John Renehan’s first novel is a triumph of a hybrid. The Valley (Penguin) is a detective story embedded in a war novel, like a crime beat reporter stuck in a fierce military surge. Renehan, an Iraq war veteran who was born in Massachusetts but grew up here attending Dos Pueblos (and working at this paper in the mid-1990s) said that even his publisher wasn’t sure how to market it. “I think they wanted to model it after The Matterhorn,” he said, referring to the critically-acclaimed Vietnam novel by Karl Marlantes, initially an independently published book picked up Atlantic Monthly Press. Compare the cover art of both novels, and you’ll see the connection. “But I just got to see the paperback cover, and it really looks like they are going for the detective-fiction audience.”

Courtesy Photo

Renehan is pleased either way. He ought to be; the book tips between genres neatly. In it, a Lieutenant named Black seems ready to resign his post on an Afghanistan base that’s far enough from the fighting to sport fine amenities like a luxury cafeteria and chain coffee shops. The comfort zone is shattered when Black gets randomly selected to conduct an army investigation on the frontlines, on a base where every known evil in the world, from drug dealers to Taliban, bears down. The book has a sense of ominous danger, action, and an extremely complicated mystery to solve. “Sometimes at readings, people ask me questions about the book,” he said. “It all works out, I can assure you.” He didn’t want to hand the solution to his readers, and his editor agreed and disagreed. “Some parts he wanted me to expand,” he said, referring to a seemingly hopeless battle near the end, “but in the end, he wanted me to cut those conversations you get in every mystery where the truth is laid out.” They wanted the army guys to talk like army guys.

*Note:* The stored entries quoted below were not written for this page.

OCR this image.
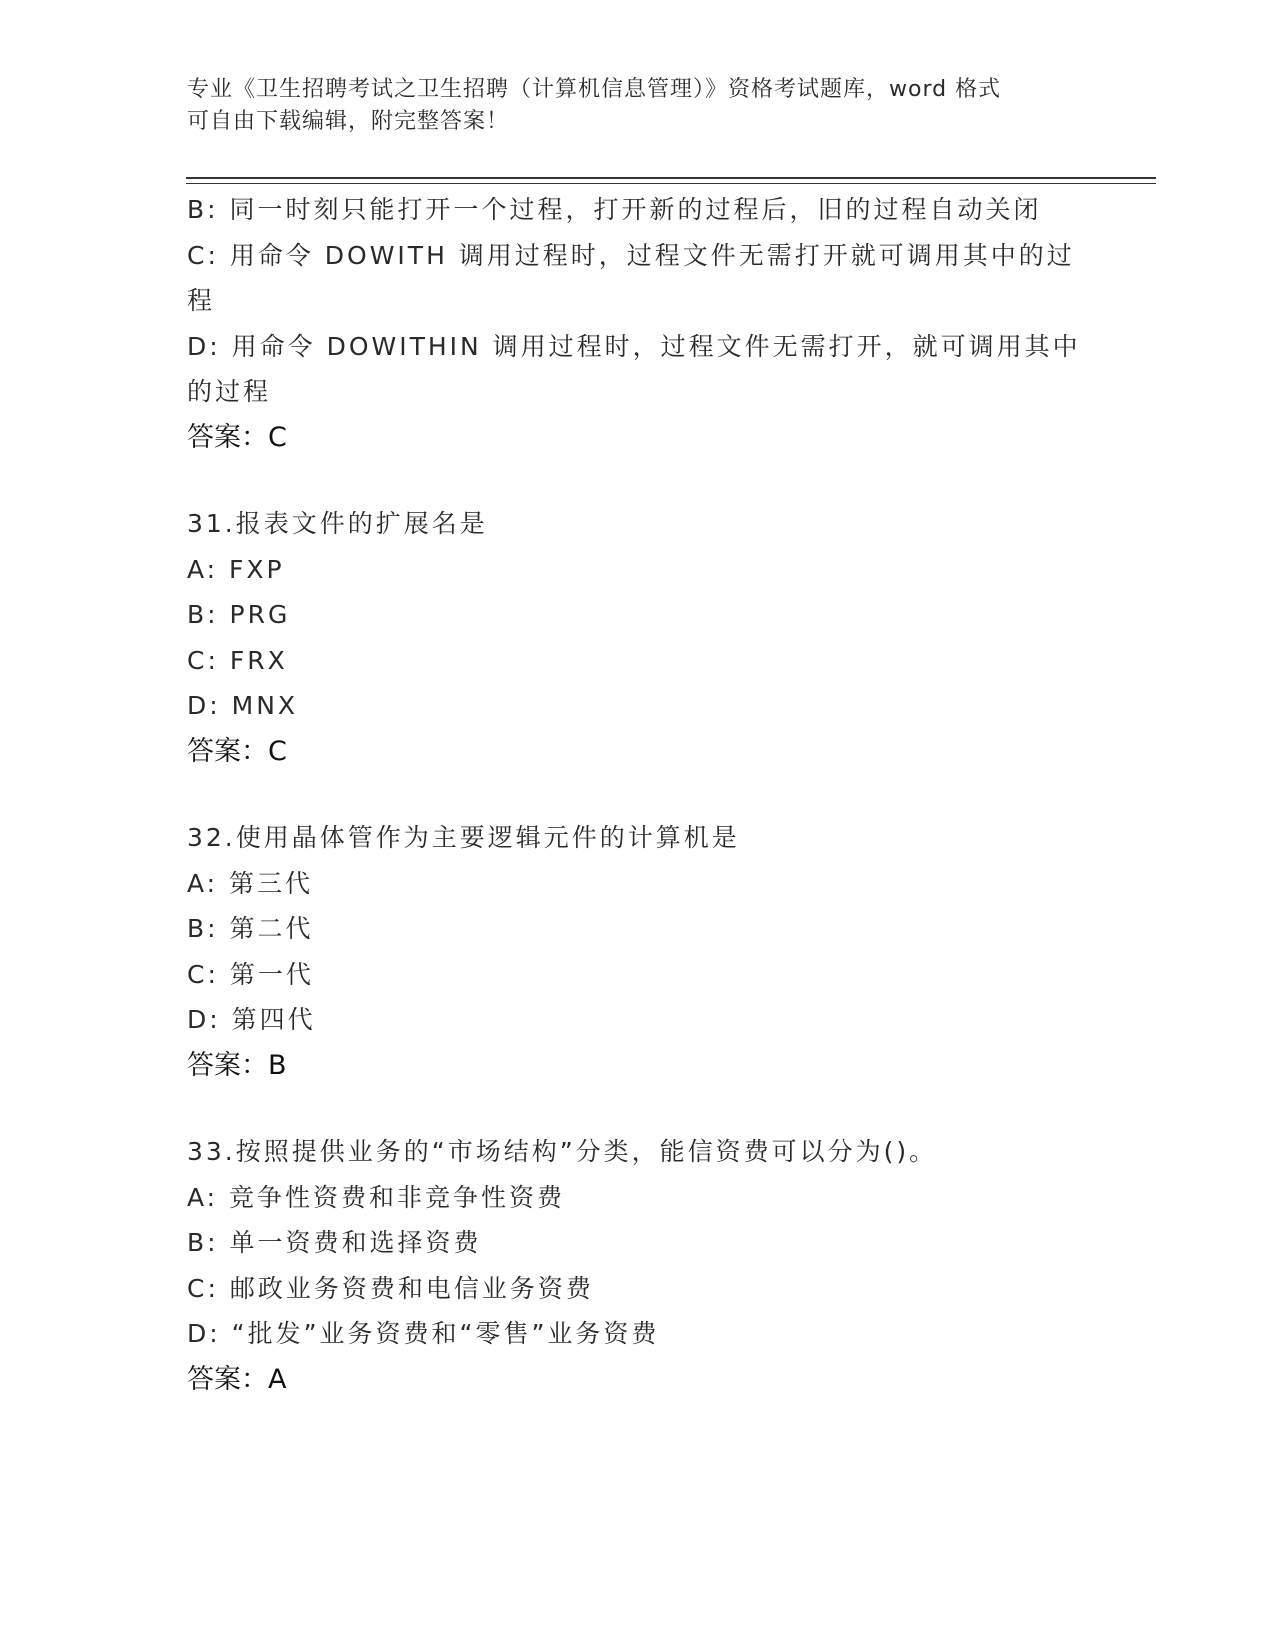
专业《卫生招聘考试之卫生招聘（计算机信息管理）》资格考试题库，word 格式
可自由下载编辑，附完整答案！
B: 同一时刻只能打开一个过程，打开新的过程后，旧的过程自动关闭
C: 用命令 DOWITH 调用过程时，过程文件无需打开就可调用其中的过
程
D: 用命令 DOWITHIN 调用过程时，过程文件无需打开，就可调用其中
的过程
答案：C
31.报表文件的扩展名是
A: FXP
B: PRG
C: FRX
D: MNX
答案：C
32.使用晶体管作为主要逻辑元件的计算机是
A: 第三代
B: 第二代
C: 第一代
D: 第四代
答案：B
33.按照提供业务的“市场结构”分类，能信资费可以分为()。
A: 竞争性资费和非竞争性资费
B: 单一资费和选择资费
C: 邮政业务资费和电信业务资费
D: “批发”业务资费和“零售”业务资费
答案：A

Don’t think Renehan is mean. In fact, last time we saw him, 15 years ago, he was the voice of sanity in our production department poised between an immovable copy chief and an irresistible managing editor. Renehan left for law school at Berkeley, graduated, and went to work for the city of New York. “There is a tradition of service in my family,” said Renehan. The clarion call of post-9/11 warfare got him to enlist, and he ended up a field commander in Iraq. After the army came a family, and more lawyering near Washington, D.C. Kids made it hard for Renehan to continue reading serious history and political science books, he told a New York television host last spring. “I started reading page-turners,” he said. Then he started writing.

Renehan now works for the Defense Department (“A lot like that movie Office Space,” he laughed) and had written an Iraq war memoir that his agent was unable to sell. Whiling away the time, he wrote his page-turner. “It took about a year thinking about it and another to write,” he said. After that, things got easy. The new book sold immediately. Renehan, whose dad taught classics at UCSB, comes home Thursday, August 20, to sign his book at Chaucer’s Books.

Some technical aspects of the book had to be vetted by the Defense Department, but Renehan’s real concern was getting the people in the army right. “They tend to get portrayed just one way,” he said. He wanted to avoid army clichés. “There is a whole range of people in combat,” he said. What we want are movies and books that take us realistically into places we can’t — or shouldn’t — visit. The Valley takes us safely into war. But the best part is how addictive a read it is. That came, Renehan says, from his feeling guilty for writing a book while his wife held down the family. He decided to continue, he said, because she liked the first chapters of the book and wanted to know what happened next. “So that put pressure on me. I had to crank out the chapters and keep her hooked,” he said. That was Renehan’s real triumph.